I did a fresh ham shank portion on the smoker along with a fattie. Man it turned out great. This was first for me on both.Ater smoking for 2 hours my son in law and myself ate the fattie with crakers while the ham continued. Here are some pics.


----------



## Paymaster (May 8, 2007)

I use fruit wood along with oak or hickory. In this case I used Pearwood and used apple juice on the ham. I basted with apple juice once every hour and a half. Cooked at 225-250 degrees for 9.5 hours.


----------



## mudbug (May 8, 2007)

Lookin' good, Paymaster!  How much of the big guy do you have left?


----------



## AllenOK (May 8, 2007)

Looks good.  One question.  What is the "fattie"?


----------



## Barb L. (May 8, 2007)

OMG, that looks so good, love ham - Great job !


----------



## Andy M. (May 8, 2007)

Pardon this northerner's ignorence but what is a fattie?


----------



## AllenOK (May 8, 2007)

Andy M. said:
			
		

> Pardon this northerner's ignorence but what is a fattie?

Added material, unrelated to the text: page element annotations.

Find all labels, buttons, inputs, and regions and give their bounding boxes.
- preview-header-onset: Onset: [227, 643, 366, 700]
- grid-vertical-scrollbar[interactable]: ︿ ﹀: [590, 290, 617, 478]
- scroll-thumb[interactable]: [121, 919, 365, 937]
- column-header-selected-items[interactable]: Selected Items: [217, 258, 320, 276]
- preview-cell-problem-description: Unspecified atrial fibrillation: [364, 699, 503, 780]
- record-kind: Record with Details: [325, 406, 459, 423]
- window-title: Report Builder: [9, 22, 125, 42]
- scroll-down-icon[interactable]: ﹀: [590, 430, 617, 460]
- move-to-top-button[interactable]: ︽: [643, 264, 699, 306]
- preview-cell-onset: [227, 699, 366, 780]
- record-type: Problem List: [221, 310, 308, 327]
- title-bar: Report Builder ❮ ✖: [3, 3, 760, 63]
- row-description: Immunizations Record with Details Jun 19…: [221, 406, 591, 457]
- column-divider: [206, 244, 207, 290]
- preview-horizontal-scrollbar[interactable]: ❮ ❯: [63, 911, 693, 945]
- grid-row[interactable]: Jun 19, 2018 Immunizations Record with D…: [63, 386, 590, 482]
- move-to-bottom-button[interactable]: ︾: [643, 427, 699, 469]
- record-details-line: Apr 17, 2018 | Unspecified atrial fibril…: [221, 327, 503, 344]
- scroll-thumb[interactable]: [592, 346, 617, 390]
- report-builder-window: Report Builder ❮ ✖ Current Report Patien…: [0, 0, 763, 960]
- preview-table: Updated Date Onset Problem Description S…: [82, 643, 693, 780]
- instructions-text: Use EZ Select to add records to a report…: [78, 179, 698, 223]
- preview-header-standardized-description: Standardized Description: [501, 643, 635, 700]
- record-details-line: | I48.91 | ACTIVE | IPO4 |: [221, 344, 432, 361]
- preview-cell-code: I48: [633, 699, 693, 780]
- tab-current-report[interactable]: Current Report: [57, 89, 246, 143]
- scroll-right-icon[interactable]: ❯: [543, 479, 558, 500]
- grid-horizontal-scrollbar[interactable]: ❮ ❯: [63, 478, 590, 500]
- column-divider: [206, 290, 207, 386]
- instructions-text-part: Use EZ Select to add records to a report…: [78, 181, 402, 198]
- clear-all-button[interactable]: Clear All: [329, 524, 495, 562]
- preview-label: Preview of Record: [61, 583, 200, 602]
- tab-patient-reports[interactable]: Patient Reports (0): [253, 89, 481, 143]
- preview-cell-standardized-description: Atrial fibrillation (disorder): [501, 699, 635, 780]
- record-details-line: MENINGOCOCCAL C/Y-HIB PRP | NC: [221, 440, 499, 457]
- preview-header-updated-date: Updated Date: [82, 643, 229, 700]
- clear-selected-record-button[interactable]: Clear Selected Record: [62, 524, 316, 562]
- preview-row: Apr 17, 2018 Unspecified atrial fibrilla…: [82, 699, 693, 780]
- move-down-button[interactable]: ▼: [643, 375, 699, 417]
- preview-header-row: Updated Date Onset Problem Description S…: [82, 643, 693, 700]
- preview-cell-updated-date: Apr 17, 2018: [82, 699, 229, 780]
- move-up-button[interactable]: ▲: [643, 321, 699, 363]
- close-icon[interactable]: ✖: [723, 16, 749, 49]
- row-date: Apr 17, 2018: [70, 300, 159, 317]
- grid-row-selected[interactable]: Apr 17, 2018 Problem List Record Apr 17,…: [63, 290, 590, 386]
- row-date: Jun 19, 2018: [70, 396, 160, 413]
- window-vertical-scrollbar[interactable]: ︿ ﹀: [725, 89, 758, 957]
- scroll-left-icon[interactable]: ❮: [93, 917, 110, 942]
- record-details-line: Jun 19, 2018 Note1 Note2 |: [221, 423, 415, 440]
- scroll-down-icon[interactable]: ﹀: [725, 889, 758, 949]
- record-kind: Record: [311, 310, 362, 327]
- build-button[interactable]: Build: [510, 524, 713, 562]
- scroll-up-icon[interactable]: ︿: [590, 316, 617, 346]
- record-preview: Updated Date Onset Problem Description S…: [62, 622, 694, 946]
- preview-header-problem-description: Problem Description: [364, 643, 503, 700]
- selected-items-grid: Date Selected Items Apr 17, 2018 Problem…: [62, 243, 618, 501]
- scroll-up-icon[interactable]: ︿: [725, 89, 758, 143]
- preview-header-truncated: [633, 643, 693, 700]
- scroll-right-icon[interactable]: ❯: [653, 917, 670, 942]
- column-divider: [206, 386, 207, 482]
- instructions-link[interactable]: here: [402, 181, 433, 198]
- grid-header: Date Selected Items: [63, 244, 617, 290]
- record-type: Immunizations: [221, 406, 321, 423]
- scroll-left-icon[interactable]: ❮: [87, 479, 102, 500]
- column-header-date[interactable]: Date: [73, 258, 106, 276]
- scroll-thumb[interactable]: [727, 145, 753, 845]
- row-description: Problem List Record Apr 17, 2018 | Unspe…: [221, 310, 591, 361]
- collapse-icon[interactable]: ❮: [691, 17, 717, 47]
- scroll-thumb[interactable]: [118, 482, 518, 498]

My question exactly!  It kind of looks like a really big sausage.


----------



## Flightschool (May 9, 2007)

AllenOK said:
			
		

> My question exactly! It kind of looks like a really big sausage.


 

I was thinking the same thing..


----------



## Loprraine (May 9, 2007)

Wow, Paymaster, it looks great!  I've just started smoking, and am having great fun trying different woods.


----------



## Paymaster (May 9, 2007)

Thanks all.
Fatties are breakfast sausage cut out of the wrapping and placed on the smoker. Kind of a treat that you eat while the slower cooking stuff continues. In this case it is a pack of Tennesee Pride Hot.Slice as you would summer sausage and eat on crackers. Some folks roll them out flat then stuff with cheese or something and then roll back up and put on the smoker.


----------



## PytnPlace (May 9, 2007)

Yum.  Looks soooo good!!  Apple juice with ham is perfect!  I will be smoking a pork butt (pulled pork) this weekend - my first smoking session since last summer.  I use applewood and apple cider in the water bowl.  Can't wait!!


----------



## AllenOK (May 9, 2007)

Paymaster said:
			
		

> Thanks all.
> Fatties are breakfast sausage cut out of the wrapping and placed on the smoker. Kind of a treat that you eat while the slower cooking stuff continues. In this case it is a pack of Tennesee Pride Hot.Slice as you would summer sausage and eat on crackers. Some folks roll them out flat then stuff with cheese or something and then roll back up and put on the smoker.



I may have to try that.  I've got quite a bit of sausage on hand right now.


----------



## Uncle Bob (May 9, 2007)

Good job!!!


----------



## love2"Q" (May 17, 2007)

looks great ... going to have try the fattie thing ...


----------